Let’s roast some classics:
1. Value, not position: Grouping by node value (odd/even) gets you zero points. Sorry.
2. Extra space sins: Copying nodes into arrays or new lists—nope, in-place only.
3. Order who? Scrambling node order inside groups is a sure-fire way to fail the test cases. Hold the chaos.

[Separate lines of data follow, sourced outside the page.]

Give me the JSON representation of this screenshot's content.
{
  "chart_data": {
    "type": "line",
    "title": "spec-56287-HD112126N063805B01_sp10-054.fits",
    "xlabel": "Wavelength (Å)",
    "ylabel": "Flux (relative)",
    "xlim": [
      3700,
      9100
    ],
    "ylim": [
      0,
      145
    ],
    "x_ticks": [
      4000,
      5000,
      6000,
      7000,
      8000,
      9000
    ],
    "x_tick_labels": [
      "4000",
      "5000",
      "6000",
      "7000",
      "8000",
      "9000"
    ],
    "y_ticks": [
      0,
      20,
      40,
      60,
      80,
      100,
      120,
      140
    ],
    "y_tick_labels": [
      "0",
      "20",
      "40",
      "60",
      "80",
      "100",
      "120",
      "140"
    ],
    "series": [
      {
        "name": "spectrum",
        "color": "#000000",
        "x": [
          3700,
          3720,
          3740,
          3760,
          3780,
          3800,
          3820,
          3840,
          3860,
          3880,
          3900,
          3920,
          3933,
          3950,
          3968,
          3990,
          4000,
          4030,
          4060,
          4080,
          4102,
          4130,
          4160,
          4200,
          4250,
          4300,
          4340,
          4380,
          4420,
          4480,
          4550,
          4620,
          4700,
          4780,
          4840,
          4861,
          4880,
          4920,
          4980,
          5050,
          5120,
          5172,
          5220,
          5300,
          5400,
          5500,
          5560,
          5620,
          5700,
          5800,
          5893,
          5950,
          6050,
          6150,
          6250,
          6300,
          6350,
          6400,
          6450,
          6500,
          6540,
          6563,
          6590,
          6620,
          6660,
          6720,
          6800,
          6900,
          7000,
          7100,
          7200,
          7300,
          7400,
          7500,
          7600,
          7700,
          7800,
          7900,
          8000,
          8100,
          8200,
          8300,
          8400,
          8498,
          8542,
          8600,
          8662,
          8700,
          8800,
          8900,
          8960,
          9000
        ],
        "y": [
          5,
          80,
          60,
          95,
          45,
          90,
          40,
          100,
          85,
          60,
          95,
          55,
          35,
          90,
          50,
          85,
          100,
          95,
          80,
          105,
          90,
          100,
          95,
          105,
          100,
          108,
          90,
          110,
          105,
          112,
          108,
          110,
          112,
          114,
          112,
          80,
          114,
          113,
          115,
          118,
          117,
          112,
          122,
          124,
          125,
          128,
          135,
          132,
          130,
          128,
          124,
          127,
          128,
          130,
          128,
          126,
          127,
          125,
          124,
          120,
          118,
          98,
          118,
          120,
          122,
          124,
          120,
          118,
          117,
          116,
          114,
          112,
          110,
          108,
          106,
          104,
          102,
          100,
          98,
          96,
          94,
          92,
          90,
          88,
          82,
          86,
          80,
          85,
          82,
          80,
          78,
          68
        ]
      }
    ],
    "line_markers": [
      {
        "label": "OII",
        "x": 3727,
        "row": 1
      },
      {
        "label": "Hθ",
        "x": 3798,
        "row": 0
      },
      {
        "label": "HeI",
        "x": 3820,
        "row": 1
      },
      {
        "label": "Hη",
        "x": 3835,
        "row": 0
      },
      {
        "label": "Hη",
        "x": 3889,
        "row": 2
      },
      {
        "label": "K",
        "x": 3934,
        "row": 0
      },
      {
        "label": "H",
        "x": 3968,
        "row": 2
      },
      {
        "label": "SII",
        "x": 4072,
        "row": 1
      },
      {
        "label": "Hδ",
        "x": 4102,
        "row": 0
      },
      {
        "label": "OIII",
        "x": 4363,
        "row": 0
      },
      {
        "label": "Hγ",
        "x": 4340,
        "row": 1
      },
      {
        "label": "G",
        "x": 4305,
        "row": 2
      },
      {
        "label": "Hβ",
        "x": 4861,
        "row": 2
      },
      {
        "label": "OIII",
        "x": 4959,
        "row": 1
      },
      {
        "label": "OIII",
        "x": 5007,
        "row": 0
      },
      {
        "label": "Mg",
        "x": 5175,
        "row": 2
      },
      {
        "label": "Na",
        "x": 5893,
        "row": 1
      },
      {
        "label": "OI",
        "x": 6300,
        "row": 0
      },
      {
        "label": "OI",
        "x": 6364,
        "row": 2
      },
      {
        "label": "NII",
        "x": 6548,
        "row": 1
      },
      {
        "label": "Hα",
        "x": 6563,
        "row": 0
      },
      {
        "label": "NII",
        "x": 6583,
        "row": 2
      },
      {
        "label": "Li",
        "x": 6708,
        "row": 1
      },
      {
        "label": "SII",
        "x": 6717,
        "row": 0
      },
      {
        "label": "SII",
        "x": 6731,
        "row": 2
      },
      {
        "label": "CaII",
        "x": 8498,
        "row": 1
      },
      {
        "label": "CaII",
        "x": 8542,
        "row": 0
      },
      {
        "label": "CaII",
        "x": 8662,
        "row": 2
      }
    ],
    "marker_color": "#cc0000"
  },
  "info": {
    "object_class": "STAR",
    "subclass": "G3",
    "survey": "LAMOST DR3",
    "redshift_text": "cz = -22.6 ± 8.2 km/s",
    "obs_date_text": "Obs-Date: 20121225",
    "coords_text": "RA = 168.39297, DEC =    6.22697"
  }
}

🔍 What’s Actually Going On

Imagine a robot bouncer at a VIP tech meetup: Your odd-indexed guests form one line, the evens another. Nobody swaps places, nobody gets kicked out. You have two stamps (“odd”, “even”) and one shiny linked list. Instead of creating two lists for each stamp, you use two pointers, swapping their .next with the elegance of a seasoned Java barista. When the dust settles, you just stick the lines together—no one notices a thing except the memory profiler (who is extremely proud).

🛠️ PseudoCode

• Check if the list is empty or one lonely node. Do nothing.
• Point odd to head, even to head.next. Store even head.
• While even and even.next aren’t null:
  

  // In Java:
  odd.next = even.next; odd = odd.next;
  even.next = odd.next; even = even.next;

• After loop, jam even list after odd’s tail:
  

  odd.next = evenHead;

• Return the (still intact!) head pointer.

💻 The Code

class ListNode {
    int val;
    ListNode next;
    ListNode(int x) { val = x; }
}
 public class Solution {
    public ListNode oddEvenList(ListNode head) {
        if (head == null || head.next == null) return head;
        ListNode odd = head, even = head.next, evenHead = even;
        while (even != null && even.next != null) {
            odd.next = even.next;
            odd = odd.next;
            even.next = odd.next;
            even = even.next;
        }
        odd.next = evenHead;
        return head;
    }
}

⚠️ Pitfalls, Traps & Runtime Smacks

• Null or single item? Don’t touch, just return.
• Don’t mix up values for positions: 1st, 2nd, not 1, 2!
• Changing the sequence inside odds/evens: no shuffling allowed.
• No extra lists—this dance is strictly pointer-only.
• Lose track of evenHead, lose half your list.
• Runtime? O(n) because each node gets one handshake. Space? O(1) pointer juggling.

🧠 Interviewer Brain-Tattoo

“Odd and even means positions. Memorize that, or the only thing split will be your resume and the short list!”